INDIANAPOLIS — The president of the police union in Indianapolis is balking at a new proposal that would reshape policing in the Capital City.
The proposal before the City-County Council in Indianapolis is to restructure the General Orders Board at the Indianapolis Metro Police Department so that seven people sit on the board instead of three, and that four of those seats would have to be occupied by civilians.
The General Orders Board writes the rules and regulations that all police officers in Indianapolis must adhere to. FOP President Rick Snyder told Hammer and Nigel on 93 WIBC that the council is allowing politics to enter the realm of policing.
“We welcome civilian input and quite frankly we desire civilian participation in discussions and review in what we do,” Snyder said. “This is really a political step that cuts the knees out from under the chief of police.”
“We have to keep politics out of policing decisions,” he added. “Do not let politics get into your policing. That’s exactly what’s going to go on here.”
Snyder fears that the council wants to give too much control of the police department in the hands of civilians insofar as to make it almost a moot point to even have a chief of police.

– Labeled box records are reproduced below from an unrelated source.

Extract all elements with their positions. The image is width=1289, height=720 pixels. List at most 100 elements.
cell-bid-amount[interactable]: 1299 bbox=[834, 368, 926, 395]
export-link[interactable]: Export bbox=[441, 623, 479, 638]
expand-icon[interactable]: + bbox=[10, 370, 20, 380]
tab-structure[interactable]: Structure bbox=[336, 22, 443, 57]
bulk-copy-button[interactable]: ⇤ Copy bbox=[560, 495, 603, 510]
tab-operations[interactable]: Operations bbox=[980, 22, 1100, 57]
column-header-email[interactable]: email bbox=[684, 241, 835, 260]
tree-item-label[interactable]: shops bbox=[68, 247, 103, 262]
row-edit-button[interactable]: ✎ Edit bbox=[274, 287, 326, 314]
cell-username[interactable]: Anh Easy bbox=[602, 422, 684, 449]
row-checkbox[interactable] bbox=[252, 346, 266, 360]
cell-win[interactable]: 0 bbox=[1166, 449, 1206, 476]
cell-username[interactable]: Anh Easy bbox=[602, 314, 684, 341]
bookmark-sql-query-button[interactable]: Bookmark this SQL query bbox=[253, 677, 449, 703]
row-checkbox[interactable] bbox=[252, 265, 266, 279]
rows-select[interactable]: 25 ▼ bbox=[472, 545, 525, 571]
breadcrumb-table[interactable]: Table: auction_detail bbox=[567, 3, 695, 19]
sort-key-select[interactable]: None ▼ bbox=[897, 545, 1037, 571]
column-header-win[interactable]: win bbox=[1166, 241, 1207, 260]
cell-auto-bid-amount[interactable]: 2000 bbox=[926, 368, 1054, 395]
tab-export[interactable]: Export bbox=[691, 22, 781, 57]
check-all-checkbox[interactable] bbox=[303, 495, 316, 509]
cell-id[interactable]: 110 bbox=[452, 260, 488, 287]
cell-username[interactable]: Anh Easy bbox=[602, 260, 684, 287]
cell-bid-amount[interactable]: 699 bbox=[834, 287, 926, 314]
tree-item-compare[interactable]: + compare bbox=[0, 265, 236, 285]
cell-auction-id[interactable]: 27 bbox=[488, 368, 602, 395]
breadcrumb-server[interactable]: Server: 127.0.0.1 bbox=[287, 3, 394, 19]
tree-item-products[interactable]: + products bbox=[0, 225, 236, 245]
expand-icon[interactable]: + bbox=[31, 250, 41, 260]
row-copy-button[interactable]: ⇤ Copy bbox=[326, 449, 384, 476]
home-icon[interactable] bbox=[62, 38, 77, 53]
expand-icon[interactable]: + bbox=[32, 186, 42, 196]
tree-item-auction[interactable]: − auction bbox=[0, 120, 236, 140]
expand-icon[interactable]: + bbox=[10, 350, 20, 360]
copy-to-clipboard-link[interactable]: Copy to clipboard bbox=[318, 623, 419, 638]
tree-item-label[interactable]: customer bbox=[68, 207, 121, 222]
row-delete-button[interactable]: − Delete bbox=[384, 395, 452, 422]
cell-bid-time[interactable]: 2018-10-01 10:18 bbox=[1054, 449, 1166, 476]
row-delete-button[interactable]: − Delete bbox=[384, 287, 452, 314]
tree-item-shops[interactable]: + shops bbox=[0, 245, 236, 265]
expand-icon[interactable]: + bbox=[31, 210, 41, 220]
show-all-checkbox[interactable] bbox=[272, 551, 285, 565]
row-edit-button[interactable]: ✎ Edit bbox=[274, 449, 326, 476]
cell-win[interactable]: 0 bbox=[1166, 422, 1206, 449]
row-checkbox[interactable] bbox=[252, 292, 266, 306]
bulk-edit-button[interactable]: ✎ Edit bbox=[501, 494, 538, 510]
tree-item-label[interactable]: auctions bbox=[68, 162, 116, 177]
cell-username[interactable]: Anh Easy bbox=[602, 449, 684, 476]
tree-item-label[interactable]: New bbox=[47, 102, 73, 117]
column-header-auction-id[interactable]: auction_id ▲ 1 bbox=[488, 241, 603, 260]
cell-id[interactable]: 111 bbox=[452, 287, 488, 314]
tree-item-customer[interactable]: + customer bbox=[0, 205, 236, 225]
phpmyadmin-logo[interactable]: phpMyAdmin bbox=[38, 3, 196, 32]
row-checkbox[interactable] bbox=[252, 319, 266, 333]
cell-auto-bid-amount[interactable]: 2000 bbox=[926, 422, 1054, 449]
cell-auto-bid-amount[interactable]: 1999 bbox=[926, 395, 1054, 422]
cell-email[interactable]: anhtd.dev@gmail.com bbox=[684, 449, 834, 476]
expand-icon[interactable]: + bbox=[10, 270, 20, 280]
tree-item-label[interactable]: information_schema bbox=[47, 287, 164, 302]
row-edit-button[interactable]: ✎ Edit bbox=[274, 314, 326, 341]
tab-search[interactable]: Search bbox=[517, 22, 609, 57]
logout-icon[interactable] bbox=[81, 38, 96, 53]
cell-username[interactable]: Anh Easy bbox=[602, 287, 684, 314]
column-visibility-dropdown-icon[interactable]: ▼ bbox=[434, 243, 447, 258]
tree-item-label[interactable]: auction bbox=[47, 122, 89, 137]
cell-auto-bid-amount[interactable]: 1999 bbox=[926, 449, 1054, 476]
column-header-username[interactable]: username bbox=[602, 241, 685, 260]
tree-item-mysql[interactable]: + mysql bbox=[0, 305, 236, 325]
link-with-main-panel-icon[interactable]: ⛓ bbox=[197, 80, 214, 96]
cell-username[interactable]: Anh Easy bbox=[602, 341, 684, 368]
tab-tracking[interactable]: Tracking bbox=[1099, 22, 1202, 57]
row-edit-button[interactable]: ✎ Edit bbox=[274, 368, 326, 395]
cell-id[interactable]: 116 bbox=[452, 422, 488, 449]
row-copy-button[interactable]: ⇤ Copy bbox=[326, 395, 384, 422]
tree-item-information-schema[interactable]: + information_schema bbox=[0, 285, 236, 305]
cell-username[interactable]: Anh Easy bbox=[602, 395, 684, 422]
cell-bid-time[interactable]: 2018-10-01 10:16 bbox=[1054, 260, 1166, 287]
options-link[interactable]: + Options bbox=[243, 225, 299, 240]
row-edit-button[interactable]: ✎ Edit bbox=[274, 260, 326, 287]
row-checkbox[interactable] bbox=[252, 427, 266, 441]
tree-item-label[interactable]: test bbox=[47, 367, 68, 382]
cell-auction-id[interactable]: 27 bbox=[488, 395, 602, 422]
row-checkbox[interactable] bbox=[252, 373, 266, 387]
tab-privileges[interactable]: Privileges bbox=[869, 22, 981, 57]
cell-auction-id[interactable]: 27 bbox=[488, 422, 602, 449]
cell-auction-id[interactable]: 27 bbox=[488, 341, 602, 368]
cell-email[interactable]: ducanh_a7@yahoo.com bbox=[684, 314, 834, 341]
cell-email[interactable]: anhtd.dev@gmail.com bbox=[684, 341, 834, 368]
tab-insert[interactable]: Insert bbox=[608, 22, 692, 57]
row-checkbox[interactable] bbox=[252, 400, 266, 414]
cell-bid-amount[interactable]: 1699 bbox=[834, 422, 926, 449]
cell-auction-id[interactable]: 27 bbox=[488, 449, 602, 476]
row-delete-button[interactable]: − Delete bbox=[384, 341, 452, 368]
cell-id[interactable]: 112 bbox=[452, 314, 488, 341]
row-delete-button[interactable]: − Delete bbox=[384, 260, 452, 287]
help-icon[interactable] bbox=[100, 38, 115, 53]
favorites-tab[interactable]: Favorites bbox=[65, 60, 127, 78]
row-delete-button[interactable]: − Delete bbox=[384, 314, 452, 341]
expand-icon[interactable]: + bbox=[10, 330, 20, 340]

He said restructuring the General Orders Board just adds another level of bureaucracy to policing.
“The concern is when we allow politically active and agenda-driven groups to start to get involved in a way that overtakes fair, impartial policing in our community,” Snyder said. “We can not have political agenda’s driving our policing decisions. That’s a recipe for disaster.”
Snyder said the legal authority to oversee the department should lie solely with the Chief of Police alone, in keeping with the “political processes” already in place and because then, he says, one person is also accountable.